РАССКАЗ
Проснулся от стука в окно, полежал недолго, в вязкой полудреме, и только тогда удивился; в окно никто стучать не мог, он жил на девятом этаже. «Наверное, Пшешека прижало. Невтерпеж бедняге, решил в окно поглядеть», — но пес, афганская борзая, застыв, сидел на коврике у двери и умными печальными глазами следил за хозяином. Утро, бессолнечное пока, начальное, заполняло комнату синеющим, прохладным светом. В окно снова постучали, с настойчивой громкостью и нетерпением. Вскочил, с замеревшим сердцем откинул занавеску — о стекло билась синица, налетала и налетала желтой грудкой и звонко, тревожно пристукивала клювом. Встретился с ее испуганными, фиолетовыми бусинками, и сердце замерло еще сильнее. «Щикорка, ну, что ты?! Щикорка, подожди!»—распахнул балконную дверь, но синица стремительно унеслась в августовское небо.

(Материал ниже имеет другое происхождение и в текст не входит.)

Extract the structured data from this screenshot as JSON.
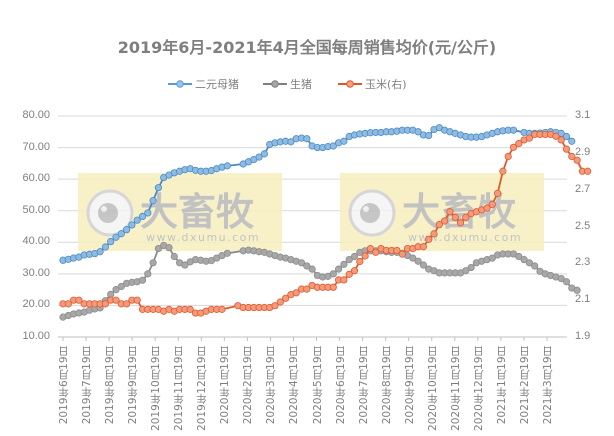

Вышел на балкон, заставленный и заваленный канистрами, шинами, старыми и новыми автожелезками, посылочными ящиками, на которых еще не выцвели фиолетовые буквы, писанные тещиной стареющей рукой: «Пану Тадеушу...» — она и при встречах обращалась к нему только так, видимо, считая: раз уж зять — иностранец, то и родственная свойскость непозволительна с ним. Пан Тадеуш как-то просил Марию: «Скажи матери, хватит меня навеличивать. Я все же не чужой». «Мать — человек сдержанный, боится международных скандалов. Вдруг ты ноту протеста подашь?» «А может, она посмеивается? Может, это тещины колючки?» «Зятя надо уважать — какой тут смех? Скажу ей, чтоб называла тебя: пан сынок. Или: пануля-сынуля. А я тебя буду звать: Тадушечка. Тадушечка-кадушечка. Подушечка. Вон ты как разъелся на тещиных хлебах. Ну, так как тебя звать?»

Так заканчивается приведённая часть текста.